Le Parti libéral a eu davantage de ministres parce qu’il aura été au pouvoir plus longtemps, 34 ans sur les 60 années d’existence du ministère, mais « les Denis Vaugeois, Louise Beaudoin et Agnès Maltais ont fait des choses drôlement importantes », précise-t-il.
Au Québec, le ministère des Affaires culturelles ou de la Culture représentait une avancée certaine sur les autres provinces.
« Cela a été le premier ministère de la Culture pour une province. On avait l’exemple du ministère français de la Culture, dirigé par André Malraux, qui avait beaucoup impressionné M. Lapalme. »
— Claude Trudel
À Ottawa, il y avait seulement le Conseil des arts du Canada ; un petit organisme avait les mêmes objectifs pour la Ville de Montréal.
« Lapalme l’avait conçu comme un outil d’émancipation pour le peuple québécois », observe M. Trudel.

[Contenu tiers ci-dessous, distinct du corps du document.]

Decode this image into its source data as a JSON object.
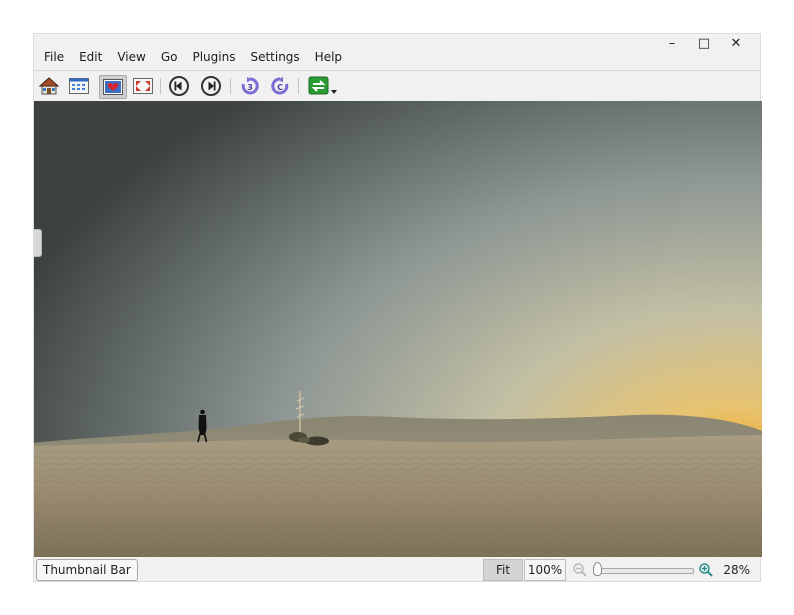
{
  "menu": [
    "File",
    "Edit",
    "View",
    "Go",
    "Plugins",
    "Settings",
    "Help"
  ],
  "window_controls": {
    "minimize": "–",
    "maximize": "□",
    "close": "✕"
  },
  "toolbar": {
    "icons": [
      "home-icon",
      "thumbnail-view-icon",
      "preview-icon",
      "fullscreen-icon",
      "previous-icon",
      "next-icon",
      "rotate-left-icon",
      "rotate-right-icon",
      "export-icon"
    ],
    "active": "preview-icon"
  },
  "status": {
    "thumbnail_bar": "Thumbnail Bar",
    "fit": "Fit",
    "hundred": "100%",
    "zoom": "28%"
  },
  "zoom_level": 0.28
}
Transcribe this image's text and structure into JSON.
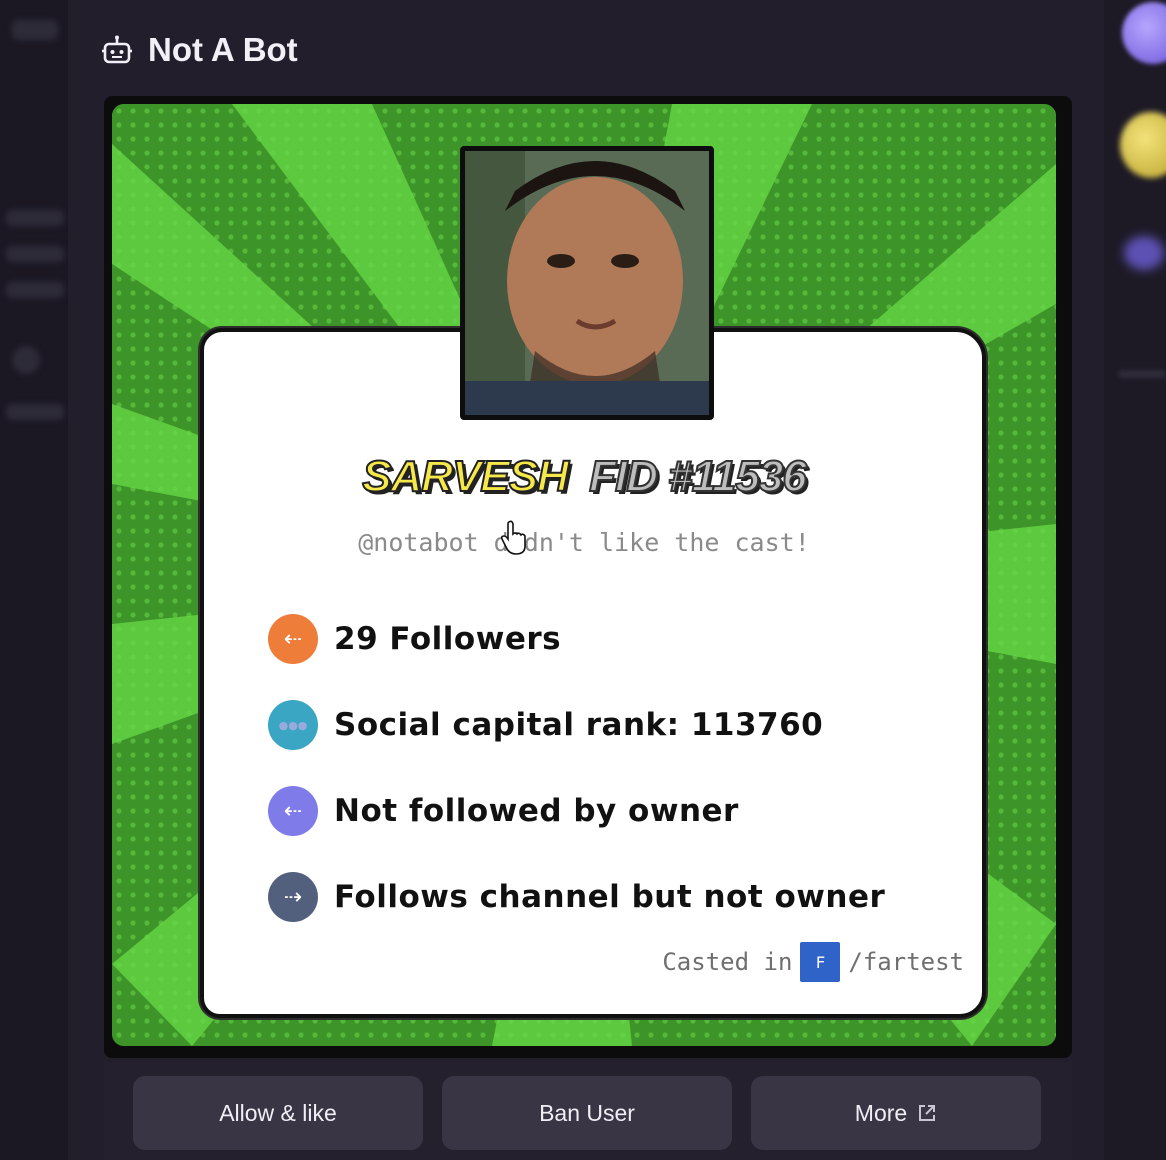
{
  "header": {
    "title": "Not A Bot",
    "icon": "bot-icon"
  },
  "card": {
    "name": "SARVESH",
    "fid": "FID #11536",
    "subtitle": "@notabot didn't like the cast!",
    "stats": [
      {
        "icon": "followers-icon",
        "color": "#ee7d3a",
        "text": "29 Followers"
      },
      {
        "icon": "social-capital-icon",
        "color": "#3aa6c4",
        "text": "Social capital rank: 113760"
      },
      {
        "icon": "not-followed-icon",
        "color": "#7f7be8",
        "text": "Not followed by owner"
      },
      {
        "icon": "follows-channel-icon",
        "color": "#52607e",
        "text": "Follows channel but not owner"
      }
    ],
    "casted_label": "Casted in",
    "channel": "/fartest",
    "channel_icon_text": "F"
  },
  "actions": {
    "allow_like": "Allow & like",
    "ban_user": "Ban User",
    "more": "More"
  },
  "colors": {
    "background": "#17141f",
    "card_green": "#3f9a2a",
    "button_bg": "#3a3545",
    "name_yellow": "#f6e84a"
  }
}
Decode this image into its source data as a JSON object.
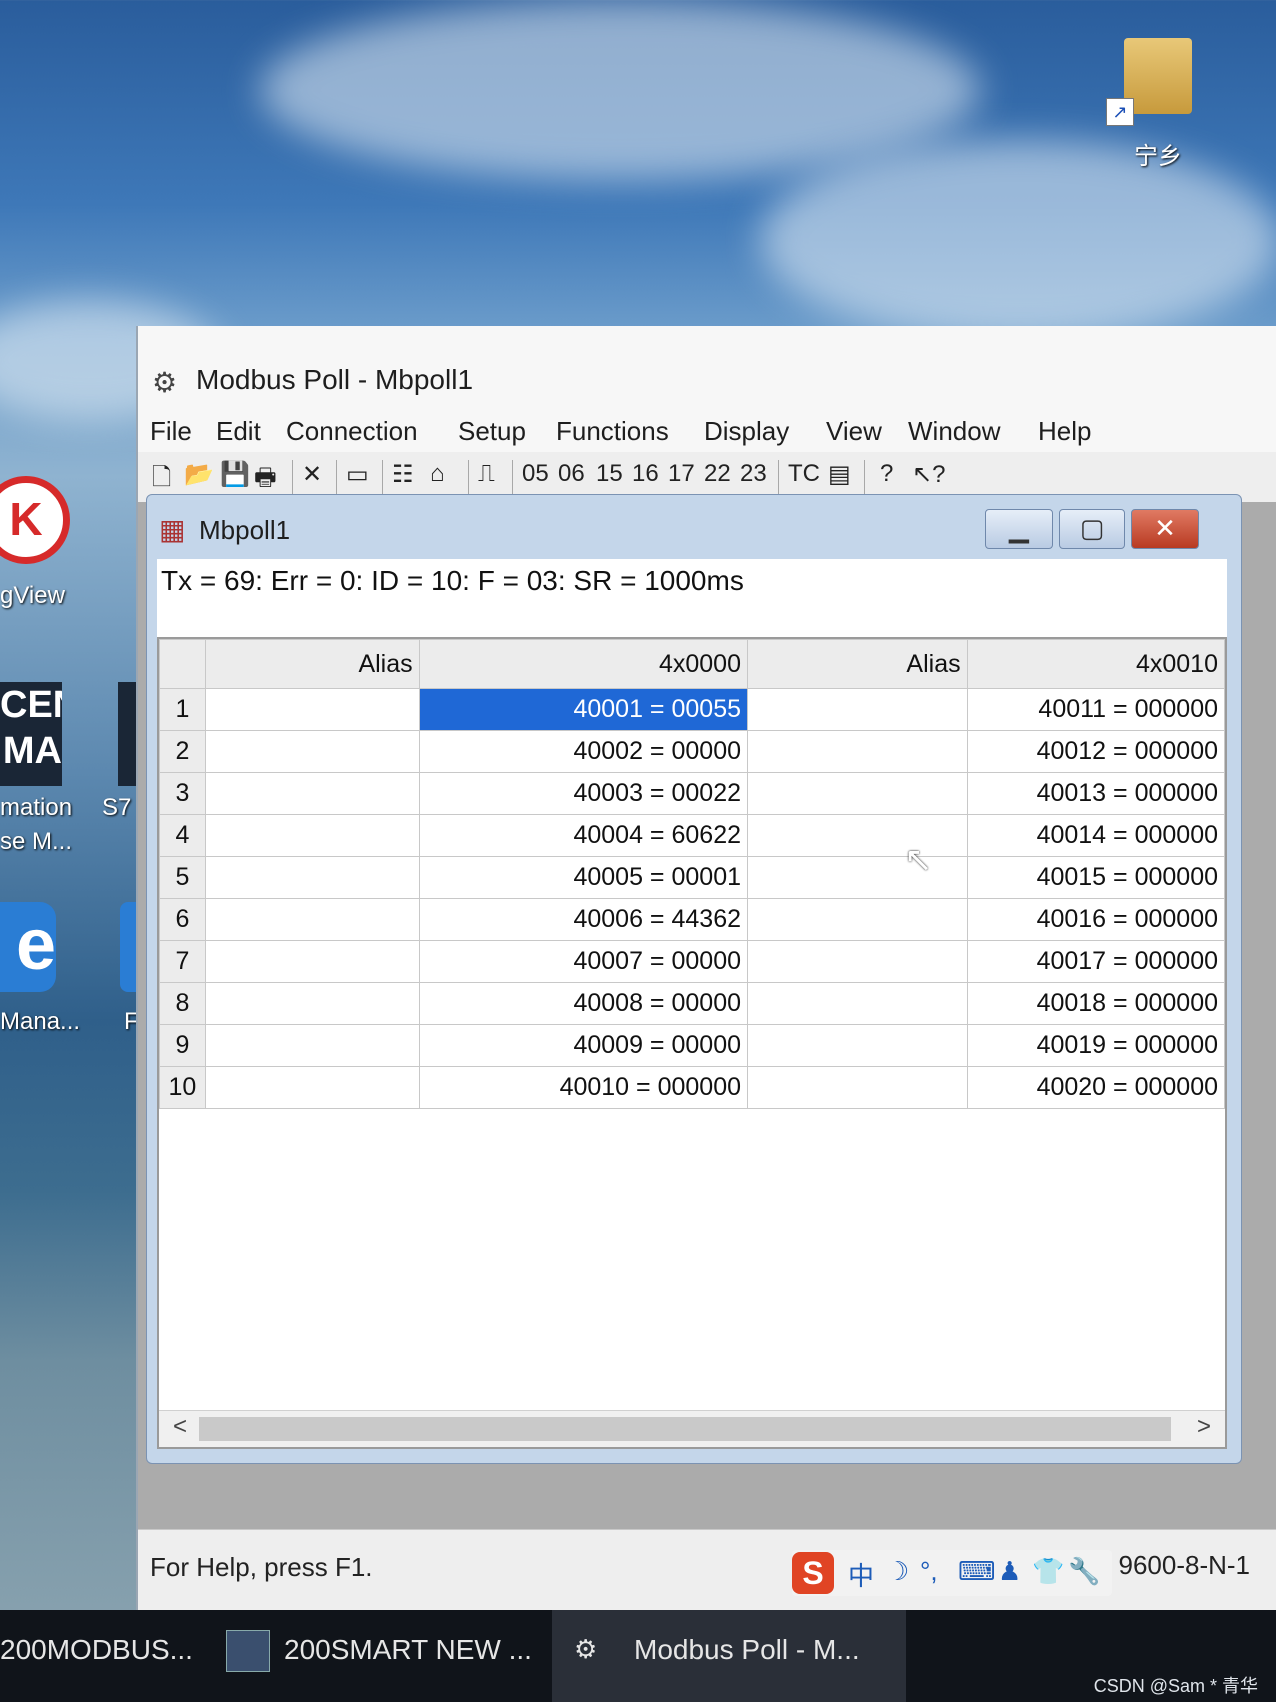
{
  "desktop": {
    "folder_label": "宁乡",
    "folder_shortcut_glyph": "↗",
    "icons": [
      {
        "label": "gView"
      },
      {
        "label": "mation"
      },
      {
        "label": "se M..."
      },
      {
        "label": "S7"
      },
      {
        "label": "Mana..."
      },
      {
        "label": "F"
      }
    ],
    "k_logo_text": "K",
    "cema_text": "CEN\nMA",
    "e_logo_text": "e"
  },
  "app": {
    "title": "Modbus Poll - Mbpoll1",
    "menu": [
      "File",
      "Edit",
      "Connection",
      "Setup",
      "Functions",
      "Display",
      "View",
      "Window",
      "Help"
    ],
    "toolbar_codes": [
      "05",
      "06",
      "15",
      "16",
      "17",
      "22",
      "23"
    ],
    "toolbar_tc": "TC",
    "statusbar_help": "For Help, press F1.",
    "statusbar_port": "Port 4: 9600-8-N-1"
  },
  "child": {
    "title": "Mbpoll1",
    "status_line": "Tx = 69: Err = 0: ID = 10: F = 03: SR = 1000ms",
    "columns": [
      {
        "alias_header": "Alias",
        "value_header": "4x0000"
      },
      {
        "alias_header": "Alias",
        "value_header": "4x0010"
      }
    ],
    "rows": [
      {
        "num": "1",
        "c1": "40001 = 00055",
        "c2": "40011 = 000000"
      },
      {
        "num": "2",
        "c1": "40002 = 00000",
        "c2": "40012 = 000000"
      },
      {
        "num": "3",
        "c1": "40003 = 00022",
        "c2": "40013 = 000000"
      },
      {
        "num": "4",
        "c1": "40004 = 60622",
        "c2": "40014 = 000000"
      },
      {
        "num": "5",
        "c1": "40005 = 00001",
        "c2": "40015 = 000000"
      },
      {
        "num": "6",
        "c1": "40006 = 44362",
        "c2": "40016 = 000000"
      },
      {
        "num": "7",
        "c1": "40007 = 00000",
        "c2": "40017 = 000000"
      },
      {
        "num": "8",
        "c1": "40008 = 00000",
        "c2": "40018 = 000000"
      },
      {
        "num": "9",
        "c1": "40009 = 00000",
        "c2": "40019 = 000000"
      },
      {
        "num": "10",
        "c1": "40010 = 000000",
        "c2": "40020 = 000000"
      }
    ],
    "scroll_left": "<",
    "scroll_right": ">"
  },
  "ime": {
    "logo": "S",
    "items": [
      "中",
      "☽",
      "°,",
      "⌨",
      "♟",
      "👕",
      "🔧"
    ]
  },
  "taskbar": {
    "items": [
      "200MODBUS...",
      "200SMART NEW ...",
      "Modbus Poll - M..."
    ]
  },
  "watermark": "CSDN @Sam * 青华",
  "colors": {
    "selection": "#1f68d6",
    "close_button": "#c24a32",
    "titlebar": "#f7f7f7"
  }
}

Il avait mis la structure en place ; homme aussi cultivé qu’irascible, il s’était mis à dos bien des collègues, sa démission devenait prévisible. « Mais, souligne M. Trudel, c’est lui qui avait tout inventé. S’il n’avait pas été là… » Dans sa lettre de démission, Georges-Émile Lapalme expliquera être fatigué de devoir s’expliquer devant « un fonctionnaire ignare ».
Autant de ministres, autant de chapitres. Trudel relèvera surtout les bons coups des titulaires. Pierre Laporte et Jean-Paul L’Allier n’ont guère eu de temps, mais ont laissé des documents importants. Lise Bacon fera faire un bond de géant aux artistes en leur reconnaissant un statut, Liza Frulla mettra en place une nouvelle structure, créant le Conseil des arts et des lettres et la SODEC, qui a résisté à l’épreuve du temps. Pour le PQ, Denis Vaugeois, pragmatique, mettra au monde le réseau des bibliothèques publiques au Québec. Louise Beaudoin aura une politique de diffusion des arts, de la lecture et du livre. Surtout, elle mènera à bien le projet de Grande Bibliothèque à Montréal.
Pour Trudel, un bon ministre est celui ou celle qui fait avancer les choses, et qui laisse une marque durable, pour ne pas dire un legs, de son passage au ministère. Pas question pour lui, toutefois, de dresser « un palmarès ou un tableau d’honneur » ; « sauf de rares exceptions, le Québec a connu de bons ministres de la Culture ».
Plus près de nous, la péquiste Agnès Maltais a redonné aux musées leur place de « formidable outil de développement éducatif, social, culturel et économique ». La libérale Line Beauchamp bataillera ferme pour la reconnaissance de la « diversité culturelle » par l’UNESCO en octobre 2005.
Le sort du ministère de la Culture est souvent lié à la relation du titulaire avec le premier ministre. Robert Bourassa avait nommé une alliée indéfectible, Lise Bacon, à ce poste. Il ne connaissait guère Liza Frulla, mais elle était appuyée sans réserve par le chef de cabinet, Mario Bertrand. Louise Beaudoin était bien connue de Jacques Parizeau et de Lucien Bouchard. En revanche, Louis O’Neill n’avait pas d’atomes crochus avec René Lévesque, pas plus que Rita Dionne-Marsolais avec Jacques Parizeau. Leurs mandats n’ont pas duré longtemps.
Aussi, la préoccupation des premiers ministres pour la culture a beaucoup fluctué. Jean Lesage avait déposé le projet de loi créant le Ministère, mais ne s’y intéressait guère. Robert Bourassa et Jean Charest étaient plutôt indifférents, mais leurs femmes, Andrée Simard et Michèle Dionne, étaient très sensibles à ces enjeux. Jacques Parizeau était, lui, un passionné de culture ; sa première femme, Alice, était auteure à succès – il occupera lui-même le poste de responsable de la Culture, de janvier à août 1995. Lucien Bouchard aussi, immense lecteur et amateur de musique. Pauline Marois lit beaucoup, comme Philippe Couillard, féru d’histoire.